Explanation: **Explanation:** The correct answer is **D**. **Methaemoglobinaemia** is a classic side effect associated with **Prilocaine** and **Benzocaine**, not Bupivacaine. Prilocaine is metabolized into *o-toluidine*, which oxidizes hemoglobin to methemoglobin, reducing the oxygen-carrying capacity of the blood. The treatment of choice for this condition is intravenous Methylene Blue. **Analysis of other options:** * **Option A (More cardiotoxic than Lignocaine):** This is **True**. Bupivacaine has a high affinity for voltage-gated sodium channels in the myocardium and dissociates slowly during diastole ("fast-in, slow-out" kinetics).

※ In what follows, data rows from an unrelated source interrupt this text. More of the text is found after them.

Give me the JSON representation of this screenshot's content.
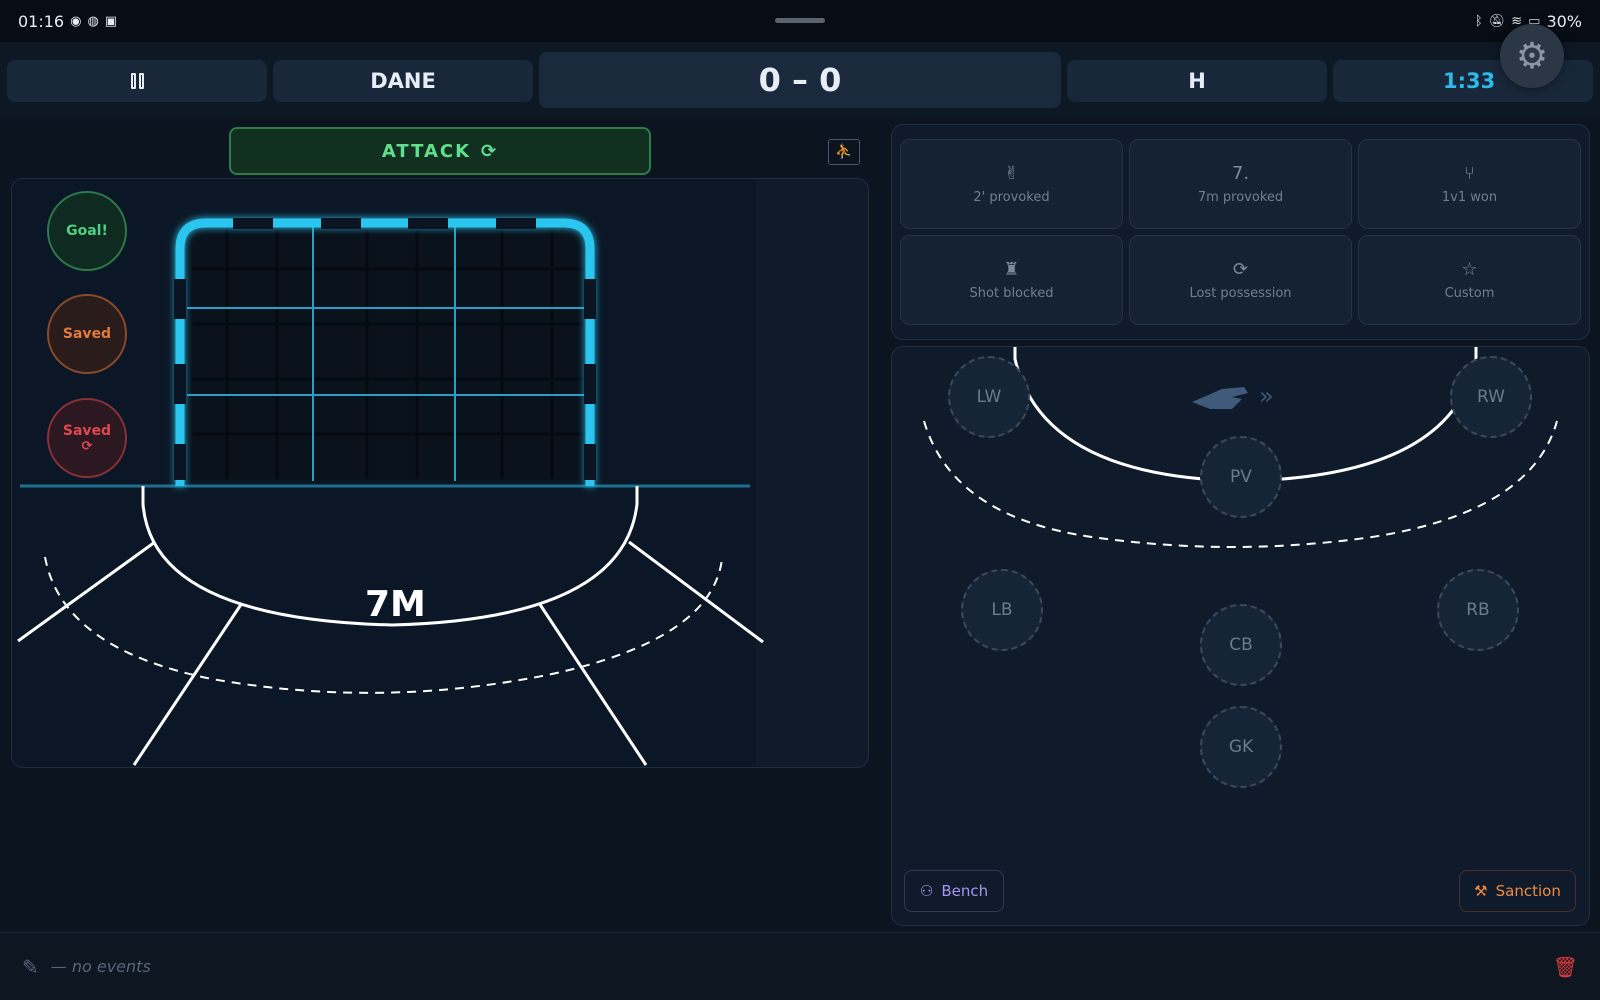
{
  "status_bar": {
    "time": "01:16",
    "battery": "30%"
  },
  "header": {
    "team": "DANE",
    "score": "0 – 0",
    "half": "H",
    "clock": "1:33"
  },
  "attack": {
    "label": "ATTACK"
  },
  "shot_buttons": {
    "goal": "Goal!",
    "saved": "Saved",
    "saved_rebound": "Saved"
  },
  "court": {
    "seven_m_label": "7M"
  },
  "actions": [
    {
      "label": "2' provoked",
      "icon": "hand-peace-icon"
    },
    {
      "label": "7m provoked",
      "icon": "seven-icon",
      "glyph": "7."
    },
    {
      "label": "1v1 won",
      "icon": "fork-arrow-icon"
    },
    {
      "label": "Shot blocked",
      "icon": "chess-rook-icon"
    },
    {
      "label": "Lost possession",
      "icon": "refresh-icon"
    },
    {
      "label": "Custom",
      "icon": "star-icon"
    }
  ],
  "positions": {
    "lw": "LW",
    "rw": "RW",
    "pv": "PV",
    "lb": "LB",
    "rb": "RB",
    "cb": "CB",
    "gk": "GK"
  },
  "field_buttons": {
    "bench": "Bench",
    "sanction": "Sanction"
  },
  "footer": {
    "events_text": "— no events"
  },
  "colors": {
    "accent_time": "#2bbbea",
    "goal_green": "#4fd183",
    "saved_orange": "#e07a3f",
    "saved_red": "#e0474f",
    "goal_frame_cyan": "#29c6f0"
  }
}
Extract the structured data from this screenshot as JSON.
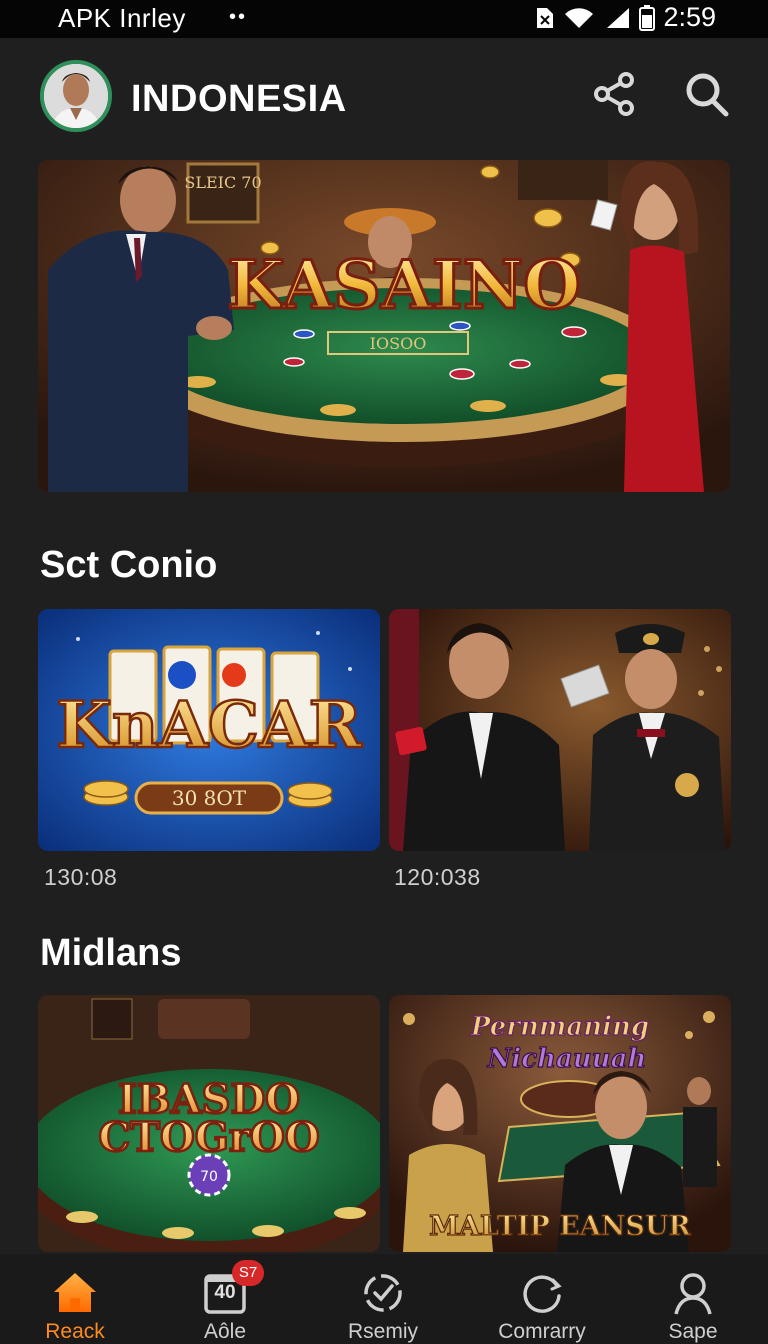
{
  "status_bar": {
    "app_label": "APK Inrley",
    "dots": "••",
    "time": "2:59",
    "icons": [
      "sim-icon",
      "wifi-icon",
      "signal-icon",
      "battery-icon"
    ]
  },
  "header": {
    "title": "INDONESIA",
    "icons": [
      "avatar",
      "share-icon",
      "search-icon"
    ]
  },
  "hero": {
    "logo_text": "KASAINO",
    "table_text": "IOSOO",
    "wall_sign": "SLEIC 70"
  },
  "sections": [
    {
      "title": "Sct Conio",
      "cards": [
        {
          "title_text": "KnACAR",
          "plaque": "30 8OT",
          "meta": "130:08"
        },
        {
          "meta": "120:038"
        }
      ]
    },
    {
      "title": "Midlans",
      "cards": [
        {
          "title_text_1": "IBASDO",
          "title_text_2": "CTOGrOO",
          "chip": "70"
        },
        {
          "script_1": "Pernmaning",
          "script_2": "Nichauuah",
          "banner": "MALTIP EANSUR"
        }
      ]
    }
  ],
  "bottom_nav": [
    {
      "label": "Reack",
      "icon": "home-icon",
      "active": true
    },
    {
      "label": "Aôle",
      "icon": "calendar-icon",
      "badge": "S7",
      "box_text": "40"
    },
    {
      "label": "Rsemiy",
      "icon": "check-circle-icon"
    },
    {
      "label": "Comrarry",
      "icon": "refresh-icon"
    },
    {
      "label": "Sape",
      "icon": "user-icon"
    }
  ],
  "colors": {
    "background": "#1f1f1f",
    "accent_active": "#ff8a1f",
    "badge": "#d62828",
    "avatar_ring": "#2f8f5b"
  }
}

This makes Bupivacaine-induced arrhythmias (like Ventricular Fibrillation) particularly difficult to treat. * **Option B (0.25% for sensory block):** This is **True**. Bupivacaine exhibits **sensory-motor dissociation**. At lower concentrations (0.125%–0.25%), it provides excellent sensory analgesia with minimal motor blockade, making it ideal for labor analgesia and postoperative pain relief. * **Option C (Long-acting):** This is **True**. Due to its high protein binding (approx. 95%), Bupivacaine has a prolonged duration of action (3–6 hours) compared to intermediate-acting agents like Lignocaine. **High-Yield Clinical Pearls for NEET-PG:** * **Levobupivacaine and Ropivacaine** are S-enantiomers developed to provide similar potency to Bupivacaine but with significantly **reduced cardiotoxicity**. * **Intralipid (20% Lipid Emulsion)** is the specific antidote for Bupivacaine-induced systemic toxicity (LAST). * **Maximum Dose:** The maximum dose of Bupivacaine is **2 mg/kg**. * **Contraindication:** Bupivacaine is strictly contraindicated in **Bier’s Block** (Intravenous Regional Anesthesia) due to the high risk of cardiac arrest upon cuff deflation.